Saturday, 27 September 2025

Week 25 Saturday (Year 1)

Readings: Zechariah 2.5-9, 14-15a; Jeremiah 31.10-14 ; Luke 9.43b-45

The prophets of the Restoration, after the people return from exile in Babylon, become more and more apocalyptic. What does that mean? It means their understanding of things looks now towards a future fulfilment that would be cosmic, comprehensive and definitive, at a time yet to be revealed. In the exile they had lost everything they had counted on and their return could never be simply back to the way things were before. Too much had changed in their deepest understanding of God and of their place in God's plan.

Through their experience of loss God clearly revealed himself to them as the one and only God of all creation and the one and only Lord of all history. Israel's place in God's plan is in one way relativised, but in another way revealed in its fulness, for the other nations are God's creation also and their destiny is God's concern. The first reading at Mass today is just one of the passages in the Bible which speak of many nations joining themselves to the Lord 'on that day' when 'they shall be his people and he will dwell among them'. In other words the original promise to Abraham is to be fulfilled as the nations also are gathered into the fold of God's people and so brought into the blessings of the covenant - 'I will be your and their God, and you and they will be my people'.

In the gospel reading Jesus, who for Christians inaugurates 'the day of the Lord' foretold by the prophets, warns his disciples of the crisis that will accompany that inauguration, affecting him personally and radically. There is no birth without blood, and that is what is implied in him saying to the disciples that the Son of Man - he himself, and for Israel the one who will inaugurate the cosmic fulfilment - is to be 'handed over to men'. It is to happen in the 'today' of Jesus's earthly life but in a manner no one imagined before it happened.

He had inaugurated his public ministry in the synagogue at Nazareth (Luke 4) telling the people that he had come to proclaim 'the year of the Lord's favour' and he ends his public ministry by being 'handed over to men'. He was not understood at either time though the disciples would later be brought to understand when he explained the scriptures to them, and how everything that happened to him was already foretold.

Christians live in a tension therefore. Our time of salvation is already here, today, for the promise of an eternal kingdom has been fulfilled. But it is not yet fully realised - we are already children of God, Saint John says, but what we are to be in the future has not yet been revealed. We shall be like him when we see him as he is. In the meantime we are called to continue following him in how we live, ready to take up the cross with him, whatever form it takes in the life of each of us.
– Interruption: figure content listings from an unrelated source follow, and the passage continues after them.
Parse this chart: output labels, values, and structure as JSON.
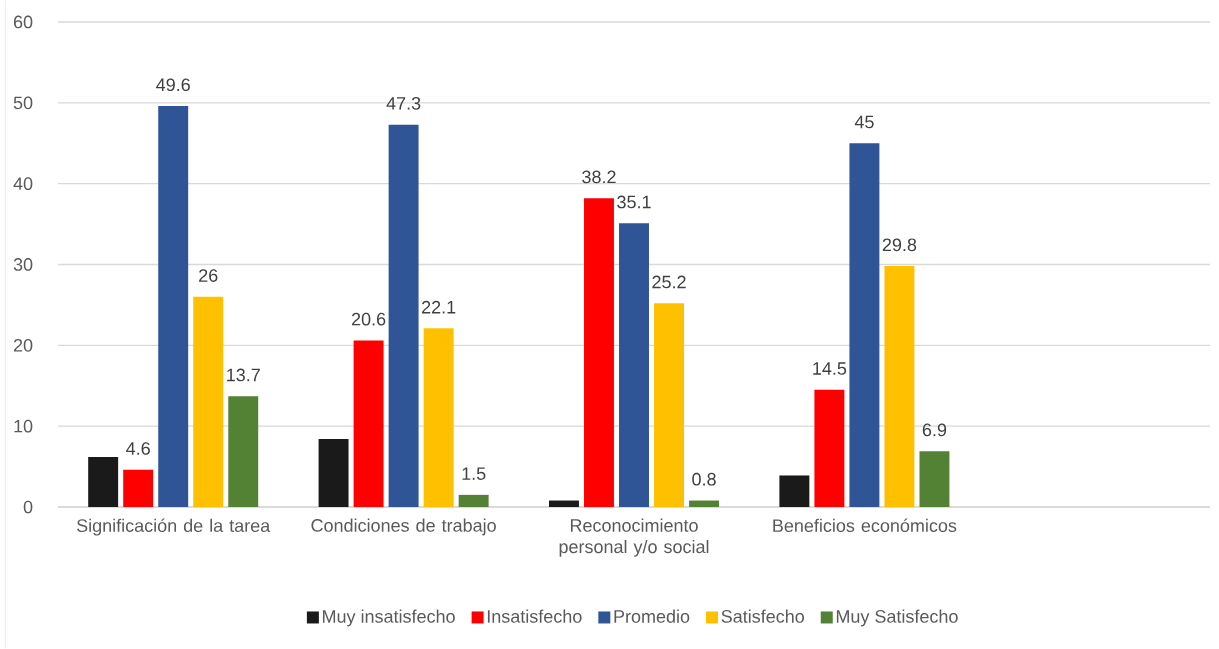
{
  "chart_data": {
    "type": "bar",
    "categories": [
      "Significación de la tarea",
      "Condiciones de trabajo",
      "Reconocimiento personal y/o social",
      "Beneficios económicos",
      null
    ],
    "series": [
      {
        "name": "Muy insatisfecho",
        "color": "#1a1a1a",
        "values": [
          6.2,
          8.4,
          0.8,
          3.9,
          null
        ]
      },
      {
        "name": "Insatisfecho",
        "color": "#ff0000",
        "values": [
          4.6,
          20.6,
          38.2,
          14.5,
          null
        ],
        "value_labels": [
          "4.6",
          "20.6",
          "38.2",
          "14.5",
          null
        ]
      },
      {
        "name": "Promedio",
        "color": "#2f5597",
        "values": [
          49.6,
          47.3,
          35.1,
          45,
          null
        ],
        "value_labels": [
          "49.6",
          "47.3",
          "35.1",
          "45",
          null
        ]
      },
      {
        "name": "Satisfecho",
        "color": "#ffc000",
        "values": [
          26,
          22.1,
          25.2,
          29.8,
          null
        ],
        "value_labels": [
          "26",
          "22.1",
          "25.2",
          "29.8",
          null
        ]
      },
      {
        "name": "Muy Satisfecho",
        "color": "#548235",
        "values": [
          13.7,
          1.5,
          0.8,
          6.9,
          null
        ],
        "value_labels": [
          "13.7",
          "1.5",
          "0.8",
          "6.9",
          null
        ]
      }
    ],
    "ylim": [
      0,
      60
    ],
    "yticks": [
      0,
      10,
      20,
      30,
      40,
      50,
      60
    ],
    "grid": "y",
    "legend": "bottom"
  }
}
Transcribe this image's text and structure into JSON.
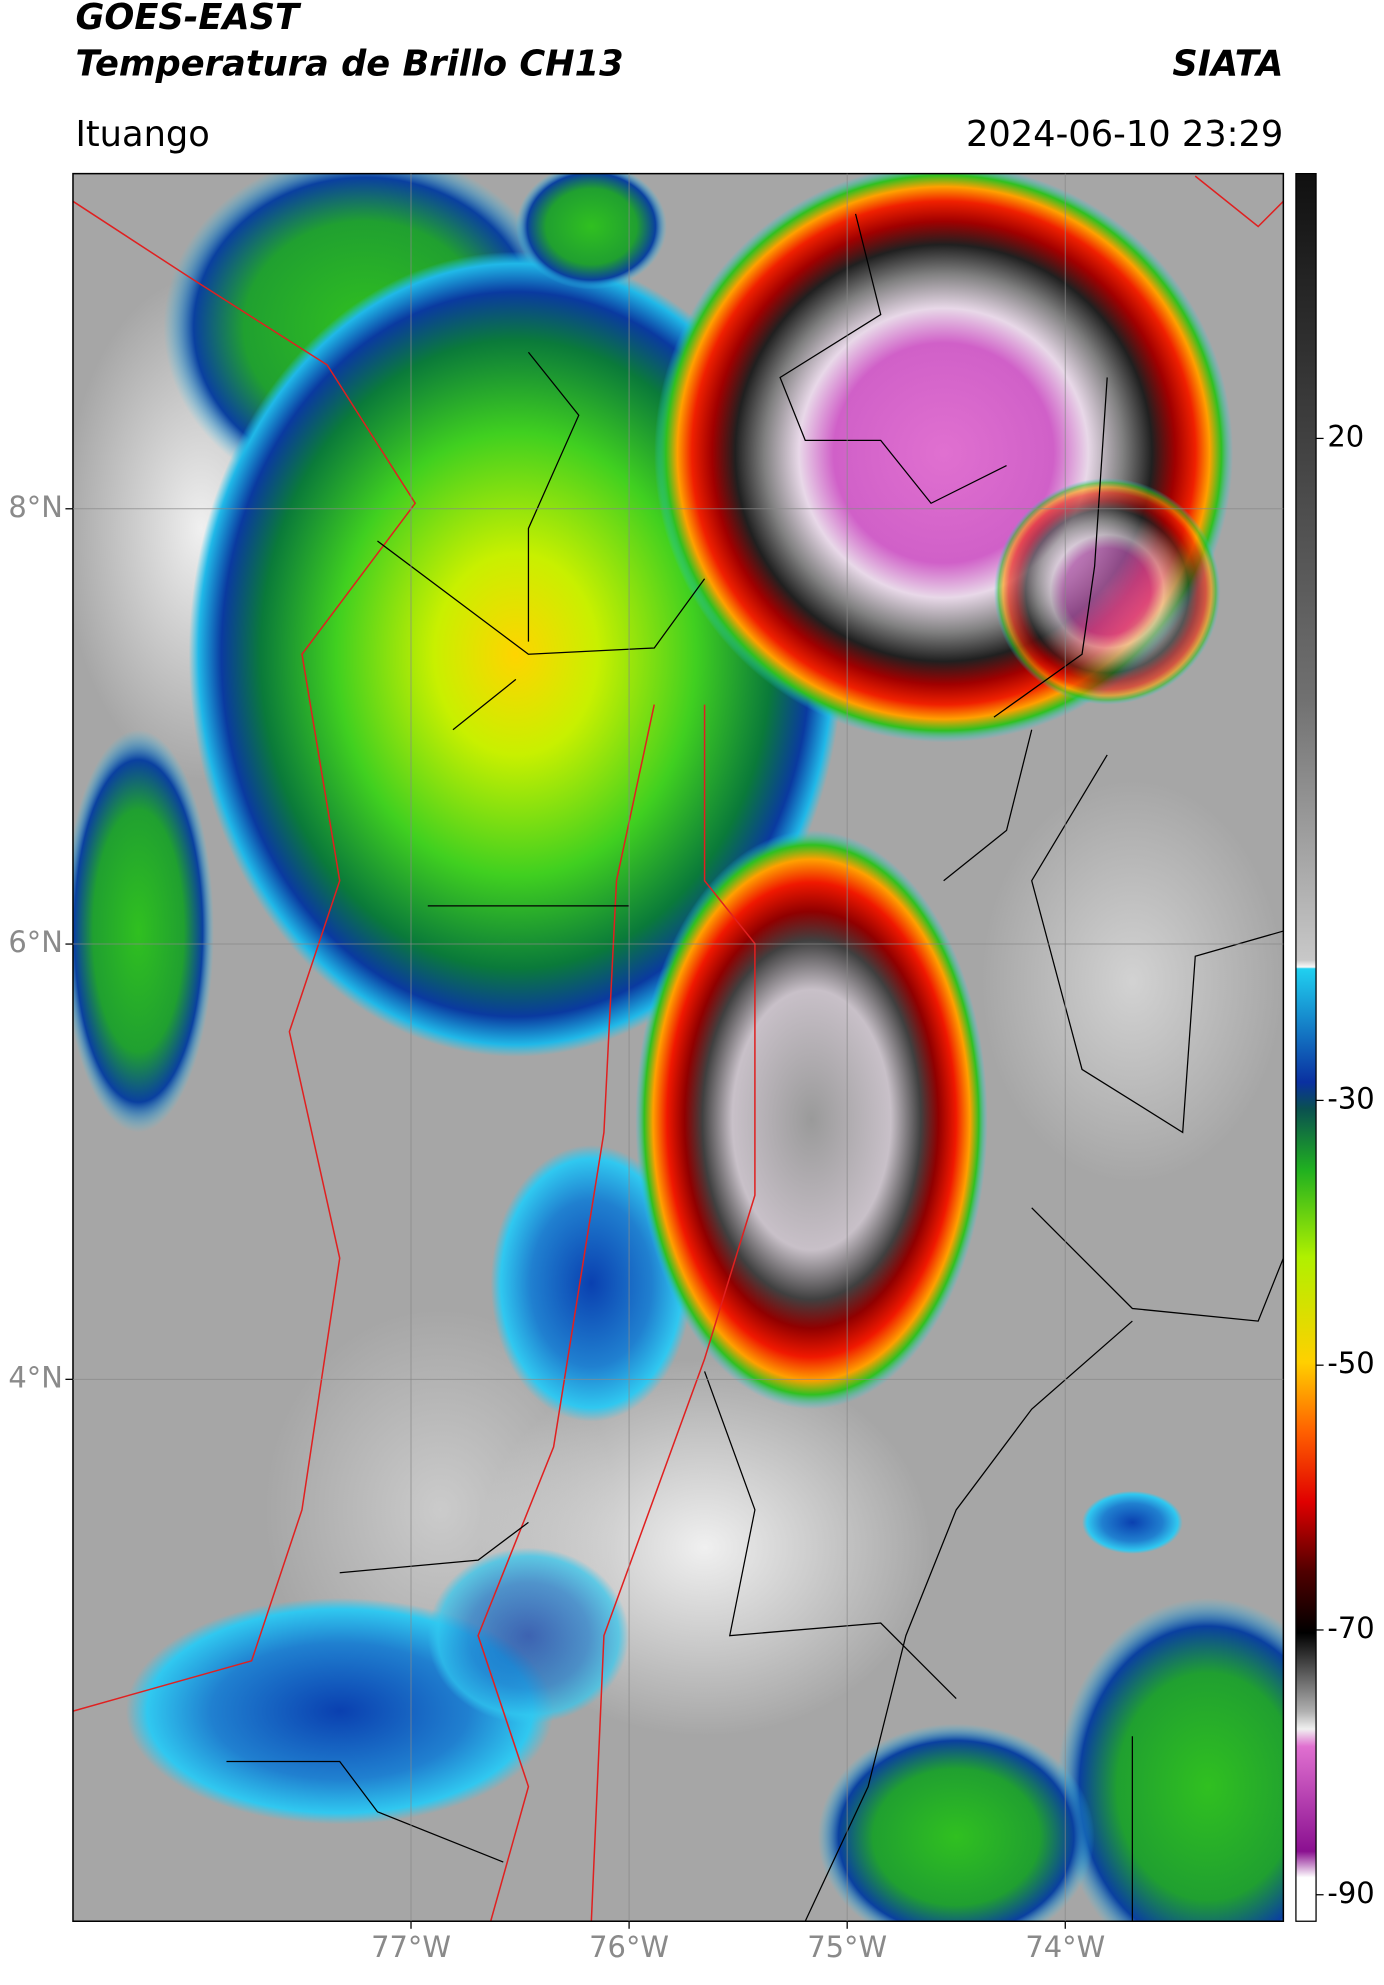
{
  "header": {
    "title": "GOES-EAST",
    "subtitle": "Temperatura de Brillo CH13",
    "source": "SIATA",
    "region": "Ituango",
    "datetime": "2024-06-10 23:29"
  },
  "map": {
    "xlim": [
      -78.55,
      -73.0
    ],
    "ylim": [
      1.51,
      9.54
    ],
    "xticks": [
      {
        "value": -77,
        "label": "77°W"
      },
      {
        "value": -76,
        "label": "76°W"
      },
      {
        "value": -75,
        "label": "75°W"
      },
      {
        "value": -74,
        "label": "74°W"
      }
    ],
    "yticks": [
      {
        "value": 8,
        "label": "8°N"
      },
      {
        "value": 6,
        "label": "6°N"
      },
      {
        "value": 4,
        "label": "4°N"
      }
    ],
    "grid": true
  },
  "colorbar": {
    "lim": [
      -92,
      40
    ],
    "ticks": [
      20,
      -30,
      -50,
      -70,
      -90
    ]
  }
}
No birth without blood. So we look forward to the glory and joy that is promised while paying attention to the warning of Jesus. The glory of God is revealed definitively, comprehensively and cosmically in the cross of our Lord Jesus Christ. There death is destroyed and eternal life triumphs. When he stretches out his arms on the cross and says 'it is consummated', the gates of the city of Zion are opened for all the nations.